De vraag komt thans naar voren: waar moeten we ons in het boek der Openbaring de opname der gemeente denken?

Over het algemeen wordt onder diegenen, die geloven, dat de opname plaats vindt vóór de dag van Gods toorn over de wereld, deze gebeurtenis geplaatst tussen Openbaring 3 en 4. De woorden: “Na deze dingen zag ik, en zie, er was een deur geopend in de hemel;” wordt dan opgevat als een symbolische aanduiding, dat de opname heeft plaats gevonden. De geopende deur spreekt allereerst van toegang tot de hemel voor Johannes, doch wijst tevens op de toegang voor de verloste schare der gelovigen. Men leest in het woord tot Johannes gesproken: “Klim hierheen op” te­vens de roep, die tot de bruidsgemeente zal klinken. In de geopende hemel ligt, zegt men, een tegenstelling met de tegenwoordige bedeling, waarin de hemelen gesloten zijn.

Nu is dit argument niet bijzonder sterk. Er is voor ieder onbevooroordeeld lezer geen enkele aanduiding, dat dit Schriftwoord enigerlei betrekking heeft op de gemeente. Het zou moeilijk voor Johannes zijn geweest de hemelen in te mogen treden om goddelijke dingen te aanschouwen, zonder dat deze hemeldeur geopend was. Zo zag ook Stefanus de hemelen geopend (Hand. 07:56). Ook in (Ez. 01:01) lezen we: “In het dertigste jaar, in de vierde maand, op de vijfde van die maand, toen ik mij in het midden van de weggevoerden bevond bij de rivier Chebar, zo geschiedde het, dat de hemelen wer­den geopend, en ik gezichten Gods zag”. Nu zal er niemand zijn, die in deze tekst iets meer leest dan er staat, namelijk dat de profeet Ezechiël visioenen mocht aanschouwen, die plaats vonden in de hemel. Het is inlegkunde in (Openb. 04:01) iets te willen lezen wat op de opname van de gemeente zou slaan.

Een tweede argument wordt ontleend aan de aanwezig­heid in de hemel der 24 ouderlingen. We vinden deze voor het eerst hier genoemd. Ja, we kunnen zeggen, dit is het kenmerkende verschil tussen het visioen van Ezechiël en dat van de apostel Johannes. Bij beiden vinden we de be­schrijving van de heerlijke troon, waarop de onbeschrijfe­lijke Godheid gezeten is en de vermelding van de vier levende wezens, die dezen troon dragen. Doch bij Ezechiël ontbreekt ieder spoor van de bij Johannes genoemde ouder­lingen. We geloven dan ook, dat men in deze ouderlingen terecht vertegenwoordigers van de nieuwtestamentische ge­meente ziet.

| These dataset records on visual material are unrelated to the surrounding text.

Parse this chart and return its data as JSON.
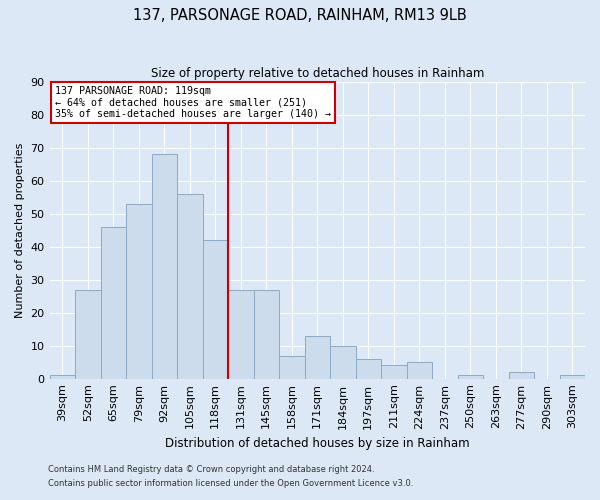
{
  "title": "137, PARSONAGE ROAD, RAINHAM, RM13 9LB",
  "subtitle": "Size of property relative to detached houses in Rainham",
  "xlabel": "Distribution of detached houses by size in Rainham",
  "ylabel": "Number of detached properties",
  "footer_line1": "Contains HM Land Registry data © Crown copyright and database right 2024.",
  "footer_line2": "Contains public sector information licensed under the Open Government Licence v3.0.",
  "bar_labels": [
    "39sqm",
    "52sqm",
    "65sqm",
    "79sqm",
    "92sqm",
    "105sqm",
    "118sqm",
    "131sqm",
    "145sqm",
    "158sqm",
    "171sqm",
    "184sqm",
    "197sqm",
    "211sqm",
    "224sqm",
    "237sqm",
    "250sqm",
    "263sqm",
    "277sqm",
    "290sqm",
    "303sqm"
  ],
  "bar_values": [
    1,
    27,
    46,
    53,
    68,
    56,
    42,
    27,
    27,
    7,
    13,
    10,
    6,
    4,
    5,
    0,
    1,
    0,
    2,
    0,
    1
  ],
  "bar_color": "#ccdcec",
  "bar_edge_color": "#8aaac8",
  "vline_x_index": 6,
  "vline_color": "#cc0000",
  "annotation_line1": "137 PARSONAGE ROAD: 119sqm",
  "annotation_line2": "← 64% of detached houses are smaller (251)",
  "annotation_line3": "35% of semi-detached houses are larger (140) →",
  "annotation_box_color": "#ffffff",
  "annotation_box_edge_color": "#cc0000",
  "ylim": [
    0,
    90
  ],
  "yticks": [
    0,
    10,
    20,
    30,
    40,
    50,
    60,
    70,
    80,
    90
  ],
  "bg_color": "#dce8f5",
  "plot_bg_color": "#dce8f5",
  "grid_color": "#ffffff"
}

Doch dan zegt men verder: deze ouderlingen wijzen op de aanwezigheid van de gemeente in de hemel. De opname heeft dus plaats gevonden.

Deze conclusie is m.i. beïnvloed door een vooropgezette mening. Immers, het is toch ook zo in het aardse, poli­tieke leven: vertegenwoordigers zijn daar, waar het volk zelf niet aanwezig is. Anders heeft men immers geen vertegenwoordigers nodig.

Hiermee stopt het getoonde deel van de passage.